Carlo se dio perfecta cuenta de la desconfianza de su interlocutora, había insistido demasiado con sus preguntas sobre la expedición. Pensó que sería mejor dejar a la arqueóloga tomar la iniciativa en la conversación. A veces se gana una carrera dejando adelantar al rival.

—Perdóneme, no quería ser tan inquisitivo, era simple curiosidad —dijo sin perder la sonrisa y suspirando—. Lo que pasa es que daría 10 años de mi vida por ir con usted, aunque ya sé que es imposible.

—Si no quiere pasar calor y penurias mejor que se quede aquí, créame —concilió Marie y, acto seguido, trató de tomar el timón del diálogo—. Supongo que para Roma sería todo un acontecimiento si se confirmase que el Arca se ha encontrado, ¿no es cierto?

—Para Roma, para los judíos, para los ortodoxos, para los anglicanos, para los protestantes…, creo que para cualquiera mínimamente interesado en los orígenes de su religión o su cultura.

—Se lo digo porque tengo entendido que la iglesia católica ya la buscó activamente en otro tiempo —Marie disparaba con bala.

—¿Cómo dice? —dijo Carlo mirando a la doctora con las cejas de sus dos ojos negros apuntando en arco estupefacto hacía su reluciente calva.

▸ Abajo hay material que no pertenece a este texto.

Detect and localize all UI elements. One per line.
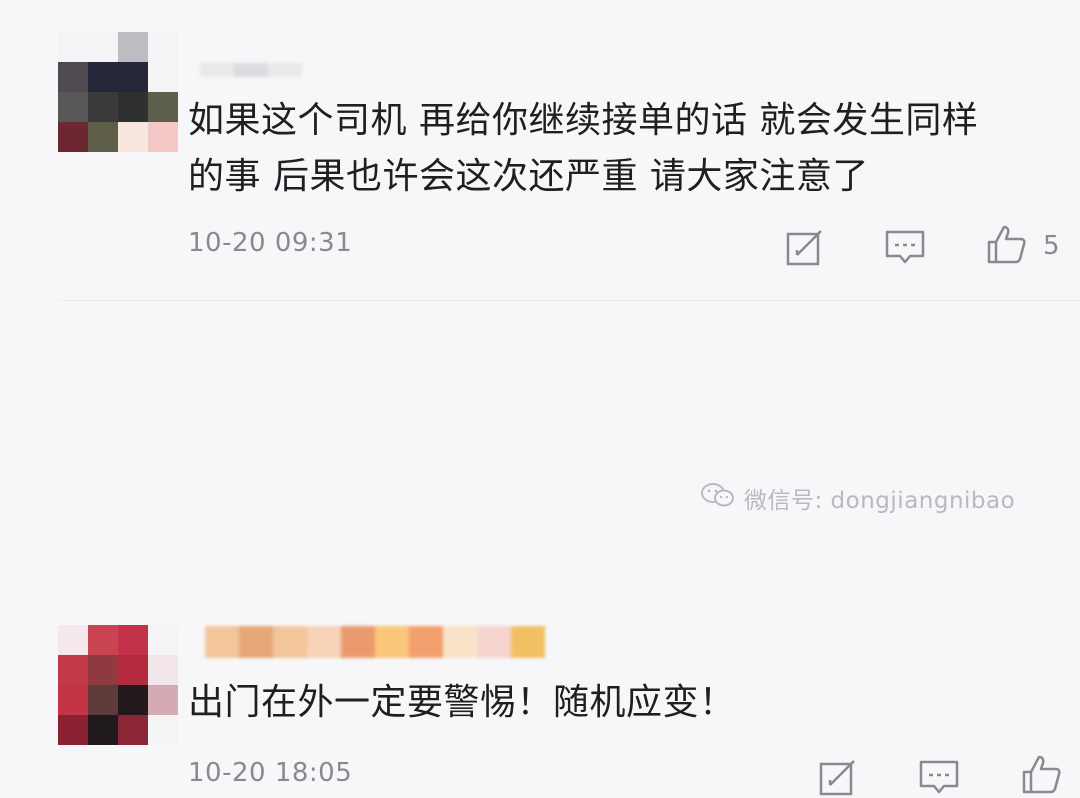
username-blur-block (205, 626, 239, 658)
like-button[interactable] (985, 222, 1029, 266)
thumbs-up-icon (1022, 755, 1061, 794)
avatar-pixel (58, 655, 88, 685)
username-blur-block (307, 626, 341, 658)
avatar-pixel (88, 62, 118, 92)
avatar-pixel (58, 685, 88, 715)
username-blur-block (375, 626, 409, 658)
avatar-pixel (88, 655, 118, 685)
thumbs-up-icon (987, 225, 1026, 264)
avatar-pixel (58, 122, 88, 152)
reply-edit-button[interactable] (785, 228, 825, 268)
avatar-pixel (148, 625, 178, 655)
avatar-pixel (88, 122, 118, 152)
watermark-text: 微信号: dongjiangnibao (744, 488, 1016, 514)
comment-button[interactable] (884, 228, 928, 268)
avatar-pixel (88, 685, 118, 715)
username-blur-block (234, 63, 268, 77)
edit-square-icon (819, 760, 855, 796)
like-button[interactable] (1020, 752, 1064, 796)
avatar-pixel (58, 625, 88, 655)
comment-bubble-icon (919, 760, 959, 794)
avatar-pixel (58, 62, 88, 92)
username-blur-block (477, 626, 511, 658)
edit-square-icon (786, 230, 822, 266)
wechat-icon (700, 481, 736, 515)
avatar-pixel (58, 715, 88, 745)
username-blurred[interactable] (205, 626, 545, 658)
avatar[interactable] (58, 32, 178, 152)
username-blur-block (268, 63, 302, 77)
reply-edit-button[interactable] (818, 758, 858, 798)
avatar-pixel (88, 92, 118, 122)
username-blurred[interactable] (200, 63, 302, 77)
avatar-pixel (118, 122, 148, 152)
avatar-pixel (88, 625, 118, 655)
avatar-pixel (118, 715, 148, 745)
avatar-pixel (148, 62, 178, 92)
avatar-pixel (118, 62, 148, 92)
username-blur-block (239, 626, 273, 658)
username-blur-block (511, 626, 545, 658)
avatar-pixel (148, 685, 178, 715)
avatar-pixel (148, 32, 178, 62)
avatar-pixel (58, 92, 88, 122)
username-blur-block (443, 626, 477, 658)
avatar-pixel (118, 32, 148, 62)
username-blur-block (273, 626, 307, 658)
timestamp: 10-20 18:05 (188, 758, 353, 788)
comment-item: 如果这个司机 再给你继续接单的话 就会发生同样 的事 后果也许会这次还严重 请大… (0, 0, 1080, 300)
like-count: 5 (1043, 231, 1060, 261)
avatar-pixel (148, 122, 178, 152)
timestamp: 10-20 09:31 (188, 228, 353, 258)
comment-text: 如果这个司机 再给你继续接单的话 就会发生同样 的事 后果也许会这次还严重 请大… (188, 100, 979, 197)
avatar-pixel (118, 685, 148, 715)
avatar-pixel (118, 655, 148, 685)
wechat-watermark: 微信号: dongjiangnibao (700, 481, 1015, 515)
avatar-pixel (118, 625, 148, 655)
avatar-pixel (88, 715, 118, 745)
avatar-pixel (148, 92, 178, 122)
avatar-pixel (148, 655, 178, 685)
avatar-pixel (118, 92, 148, 122)
username-blur-block (200, 63, 234, 77)
username-blur-block (409, 626, 443, 658)
comment-bubble-icon (885, 230, 925, 264)
avatar-pixel (58, 32, 88, 62)
avatar-pixel (88, 32, 118, 62)
username-blur-block (341, 626, 375, 658)
comment-button[interactable] (918, 758, 962, 798)
avatar-pixel (148, 715, 178, 745)
avatar[interactable] (58, 625, 178, 745)
comment-text: 出门在外一定要警惕！随机应变！ (188, 682, 736, 723)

—Digo que la iglesia de Roma, cuando promovió y financió la I Cruzada, debía tener en mente recuperar el Arca de los cimientos que quedaban del Templo de Salomón.

El cardenal se quedó en suspenso durante unos segundos y, por primera vez a lo largo del encuentro, perdió la sonrisa momentáneamente.

—¿Se está refiriendo a los templarios? —dijo con el acento extrañado del que no puede creerse lo que está oyendo.

—Por supuesto, la historia del Arca está ligada a ellos —dijo Marie lo más inocentemente que pudo.

—La historia fantástica, querrá decir —repuso Carlo.